= Frederick Poland =

English clergyman and cricketer

Frederick William Poland (10 October 1858 – ?1940) was an English clergyman and a cricketer who played in one first-class cricket match for Cambridge University in 1881. He was born at Shepherd's Bush, London. His death is less certain; in one source, he was living in 1940, the year of his apparent death, at Town of Mount Royal, Montreal, Quebec, Canada, though the exact date and circumstances of death are not known. In the record of his parish at Mount Royal, however, his death is given as 1937, again with no detail (and the church has his birth-year wrong, claiming he was born in 1859).

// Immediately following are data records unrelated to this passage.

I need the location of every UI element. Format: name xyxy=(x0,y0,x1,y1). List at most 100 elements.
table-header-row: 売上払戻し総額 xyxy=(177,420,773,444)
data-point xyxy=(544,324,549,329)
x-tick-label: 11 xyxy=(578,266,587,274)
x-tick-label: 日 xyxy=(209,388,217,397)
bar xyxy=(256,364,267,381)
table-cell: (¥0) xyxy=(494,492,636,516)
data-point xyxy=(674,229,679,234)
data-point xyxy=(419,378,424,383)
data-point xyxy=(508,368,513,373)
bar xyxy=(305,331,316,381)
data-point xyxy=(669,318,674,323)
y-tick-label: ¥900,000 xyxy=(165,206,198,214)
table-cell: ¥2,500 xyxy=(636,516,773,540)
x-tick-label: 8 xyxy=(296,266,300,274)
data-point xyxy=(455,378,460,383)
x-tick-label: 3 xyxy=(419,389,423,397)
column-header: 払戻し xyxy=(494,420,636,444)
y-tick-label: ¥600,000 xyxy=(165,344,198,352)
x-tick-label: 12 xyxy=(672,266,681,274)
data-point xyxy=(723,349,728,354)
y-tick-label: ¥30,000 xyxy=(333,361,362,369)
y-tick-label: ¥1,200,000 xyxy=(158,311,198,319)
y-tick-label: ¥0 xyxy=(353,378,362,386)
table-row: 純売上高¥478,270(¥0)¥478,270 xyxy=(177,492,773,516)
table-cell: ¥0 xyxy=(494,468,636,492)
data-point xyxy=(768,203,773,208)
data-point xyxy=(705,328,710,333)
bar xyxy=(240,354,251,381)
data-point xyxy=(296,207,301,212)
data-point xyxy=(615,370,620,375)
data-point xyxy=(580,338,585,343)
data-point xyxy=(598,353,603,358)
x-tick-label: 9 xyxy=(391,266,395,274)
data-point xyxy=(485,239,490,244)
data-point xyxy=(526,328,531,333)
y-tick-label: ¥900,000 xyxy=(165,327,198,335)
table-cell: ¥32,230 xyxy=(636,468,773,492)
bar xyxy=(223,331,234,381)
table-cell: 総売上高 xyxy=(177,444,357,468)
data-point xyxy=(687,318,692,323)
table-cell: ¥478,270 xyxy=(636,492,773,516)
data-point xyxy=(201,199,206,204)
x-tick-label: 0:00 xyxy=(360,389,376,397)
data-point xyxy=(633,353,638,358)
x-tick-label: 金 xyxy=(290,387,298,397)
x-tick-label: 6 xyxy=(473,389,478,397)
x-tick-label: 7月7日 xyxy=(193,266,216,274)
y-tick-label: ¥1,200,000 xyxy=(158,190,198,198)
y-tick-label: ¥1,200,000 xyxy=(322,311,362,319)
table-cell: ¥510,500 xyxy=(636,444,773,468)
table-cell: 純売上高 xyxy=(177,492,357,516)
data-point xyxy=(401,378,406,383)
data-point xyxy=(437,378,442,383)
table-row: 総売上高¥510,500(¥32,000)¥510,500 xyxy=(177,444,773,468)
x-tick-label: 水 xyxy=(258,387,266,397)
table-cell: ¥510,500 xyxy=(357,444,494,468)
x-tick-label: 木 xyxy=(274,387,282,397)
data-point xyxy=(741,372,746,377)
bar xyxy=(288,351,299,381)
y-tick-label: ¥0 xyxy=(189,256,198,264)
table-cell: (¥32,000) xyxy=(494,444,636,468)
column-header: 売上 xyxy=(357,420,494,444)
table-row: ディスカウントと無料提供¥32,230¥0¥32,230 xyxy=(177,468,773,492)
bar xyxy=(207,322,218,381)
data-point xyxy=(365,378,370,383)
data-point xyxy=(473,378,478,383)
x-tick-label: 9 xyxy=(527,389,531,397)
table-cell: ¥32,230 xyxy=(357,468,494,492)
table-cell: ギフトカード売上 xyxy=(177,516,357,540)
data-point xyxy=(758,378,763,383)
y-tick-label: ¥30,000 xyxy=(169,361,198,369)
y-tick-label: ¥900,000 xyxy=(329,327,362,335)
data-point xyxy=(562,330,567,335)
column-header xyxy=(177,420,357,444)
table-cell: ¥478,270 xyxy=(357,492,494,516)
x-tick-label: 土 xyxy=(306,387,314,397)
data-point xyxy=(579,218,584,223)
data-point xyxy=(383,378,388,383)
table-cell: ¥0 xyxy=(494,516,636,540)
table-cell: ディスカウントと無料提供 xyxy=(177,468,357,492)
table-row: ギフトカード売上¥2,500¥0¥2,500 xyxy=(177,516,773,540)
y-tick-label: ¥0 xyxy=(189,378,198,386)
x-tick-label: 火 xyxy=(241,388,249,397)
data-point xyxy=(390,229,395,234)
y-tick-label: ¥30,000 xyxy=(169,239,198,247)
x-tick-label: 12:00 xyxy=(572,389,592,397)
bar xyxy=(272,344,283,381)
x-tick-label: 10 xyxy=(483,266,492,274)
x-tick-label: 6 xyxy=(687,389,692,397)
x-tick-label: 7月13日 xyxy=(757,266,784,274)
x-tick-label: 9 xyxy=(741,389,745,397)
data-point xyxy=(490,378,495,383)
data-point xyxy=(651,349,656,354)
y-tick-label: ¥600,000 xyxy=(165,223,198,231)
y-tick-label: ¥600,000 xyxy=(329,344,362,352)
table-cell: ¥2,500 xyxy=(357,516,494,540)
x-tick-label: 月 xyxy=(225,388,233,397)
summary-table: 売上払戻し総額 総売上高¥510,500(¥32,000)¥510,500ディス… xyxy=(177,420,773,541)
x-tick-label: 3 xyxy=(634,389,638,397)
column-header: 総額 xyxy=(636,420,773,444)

The fourth son of the Rev. Frederick Poland, a Church of England clergyman who was vicar of Paignton, Devon from 1861 to 1891, Poland was educated at a private school called Newton College in Devon and at Trinity College, Cambridge. He played cricket for club and amateur teams in Devon, and also played in a trial match at Cambridge University in 1881, when he batted low down in a line-up of 16 batsmen against the preferred university first team, and scored 31 and 13. A right-handed batsman and a wicketkeeper, he was picked for only one first-class game, the match against the "Gentlemen of England" amateur team, and made an unbeaten four in his only innings; he also made two catches and three stumpings as wicketkeeper. He was not picked again in first-class cricket, but he continued to play in less important games, including matches for Devon and Hertfordshire, and some of his Hertfordshire games from the mid-1890s were in the Minor Counties competition.

Poland graduated from Cambridge University with a Bachelor of Arts degree in 1882. Like his father, he became a Church of England clergyman, and he was curate at Stevenage, Hertfordshire, from 1884 to 1892. From 1904, he was based in North America and from 1912 until his retirement in 1933 he was a priest at churches in Montreal.